Making sanctuary: How are we being invited into the work of making sanctuary? Who/what is called here? Who are the actors? And what are the promises of these seditious engagements?
The injustice of justice: Is justice enough? What if injustice in order to be itself requires justice to function well?
The shadows of recognition: In what ways do our strivings for recognition reinscribe the legitimacy of statehood and its undercurrents of violence?
Weird politics: In this age of the hyposubject – how might we conceive of, and practice, a ‘weird politics’?
Postactivism: Instead of asking “what do we do about the crisis?”, what does asking “what doings are we already imbricated with?” allow us to do, to notice, to try? How are the cosmovisions of modernity and liberal humanism ‘inadequate’ to the task of responding generously to the tragedies of contemporary politics and the crises facing the city? What do the concepts of postactivism, transraciality, becoming-black, and making sanctuary offer to our movements for a ‘better’ world? What new problems and shadows do they create?
Recovering from goodness: What if we are all embroiled in energetic currents of complicity with the matters we are most vehemently opposed to? What kinds of ethical formulations spring from a rejection of rectitude and a consideration of ‘inclinations’ as fugitive postures for end-times?
Braiding whiteness into chromatic strands of surprise: In what ways do our attempts to dismantle whiteness constitute a reinscription of whiteness, and how might a queering of power and identity disrupt the ways we fall into carceral dynamics with dominant and hegemonic bodies?
Candomblé: This Afro-diasporic religion assembles queer figures to mark/make home while its adherents gestate in a foreign place. In these times when home no longer feels welcoming, could the practices of Candomblistas inspire a politics of inquiry at sites of rupture?
An ecopsychology of trauma: If the ‘human’ is dislocated, broken open, can we still conveniently tether trauma to human experiences or reduce it to anthropocentric events? In what sense is a new ‘psychology’ – inescapably political – desired today?
Queer power and speculative strategies for the hyposubject: From acephalous protists making intellectual moves, to telepathic slaves conducting marronage and archetypal gods hiding in the ordinary, is power as controlled and as scarce as our knowledge-making practices tell us, or is realism limited? How is magic a matter of decoloniality? How is fiction a strategy of the fugitive and the hyposubject? How do we move towards totally new im/possibilities given the ways our justice-seeking performances fall into the traps of the impoverished familiar?

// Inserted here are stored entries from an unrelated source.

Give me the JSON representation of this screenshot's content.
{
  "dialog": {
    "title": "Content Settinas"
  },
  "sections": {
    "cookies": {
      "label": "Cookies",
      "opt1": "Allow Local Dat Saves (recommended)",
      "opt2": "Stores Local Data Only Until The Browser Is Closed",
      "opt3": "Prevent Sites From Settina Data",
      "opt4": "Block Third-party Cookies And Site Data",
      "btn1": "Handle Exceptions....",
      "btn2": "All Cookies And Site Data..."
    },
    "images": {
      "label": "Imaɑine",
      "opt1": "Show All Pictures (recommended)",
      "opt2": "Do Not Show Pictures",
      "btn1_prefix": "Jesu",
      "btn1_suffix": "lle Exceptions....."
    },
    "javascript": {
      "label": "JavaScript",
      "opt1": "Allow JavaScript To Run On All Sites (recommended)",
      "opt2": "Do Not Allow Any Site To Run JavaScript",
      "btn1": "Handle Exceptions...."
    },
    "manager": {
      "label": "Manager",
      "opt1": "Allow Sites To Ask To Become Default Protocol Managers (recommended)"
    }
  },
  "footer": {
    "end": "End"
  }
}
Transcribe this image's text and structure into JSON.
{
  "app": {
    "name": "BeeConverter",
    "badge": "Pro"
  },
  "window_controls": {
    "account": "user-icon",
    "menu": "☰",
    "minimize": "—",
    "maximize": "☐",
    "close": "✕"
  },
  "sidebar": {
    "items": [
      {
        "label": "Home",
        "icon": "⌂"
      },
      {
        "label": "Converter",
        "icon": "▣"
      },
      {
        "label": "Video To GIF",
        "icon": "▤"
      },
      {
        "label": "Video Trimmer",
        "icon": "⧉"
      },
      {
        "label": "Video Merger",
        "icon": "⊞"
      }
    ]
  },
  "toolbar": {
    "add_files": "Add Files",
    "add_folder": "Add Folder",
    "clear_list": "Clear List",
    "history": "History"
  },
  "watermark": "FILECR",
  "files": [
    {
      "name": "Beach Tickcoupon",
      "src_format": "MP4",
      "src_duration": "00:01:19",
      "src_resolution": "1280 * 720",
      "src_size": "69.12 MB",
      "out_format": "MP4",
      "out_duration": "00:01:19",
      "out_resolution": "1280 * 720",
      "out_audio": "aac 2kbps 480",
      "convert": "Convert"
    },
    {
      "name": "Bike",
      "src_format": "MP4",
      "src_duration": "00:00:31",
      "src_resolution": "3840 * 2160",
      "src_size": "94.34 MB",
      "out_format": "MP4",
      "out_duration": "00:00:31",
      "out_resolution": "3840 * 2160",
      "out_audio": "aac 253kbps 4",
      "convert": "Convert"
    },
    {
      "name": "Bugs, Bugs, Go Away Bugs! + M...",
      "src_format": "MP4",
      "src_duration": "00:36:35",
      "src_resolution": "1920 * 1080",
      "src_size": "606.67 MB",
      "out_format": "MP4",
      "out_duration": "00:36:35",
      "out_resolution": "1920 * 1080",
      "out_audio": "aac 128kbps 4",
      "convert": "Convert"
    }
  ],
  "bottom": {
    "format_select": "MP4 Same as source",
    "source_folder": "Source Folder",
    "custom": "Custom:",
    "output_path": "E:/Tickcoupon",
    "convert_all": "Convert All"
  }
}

How do we collectively weave new temporalities of decolonial practice? What would it take to create a modest local fugitive practice and network of sharing during these strange times? A postnationalist ecstasy? What would it take to move ‘beyond’ critique and cancellations (without dismissing these as ‘evil’ or ‘wrong’) towards creation and conjuration (without constituting these as arrivals or final resolutions)?
Peace: At a time when conflicts and wars trouble international commitments to peace and stability, we want to examine the nature of these commitments, and if we can continue to think about peace in the same ways during a pandemic-distressed Anthropocene. For instance, is there hope for peace in the Middle East? In Africa? What does that look like, and what particular constraints work to reinforce violence? What does it mean for us to desire to “get back to normal” when the normal harbors violent secrets of its own?
Dance! (nothing to add here that has anything to do with words!)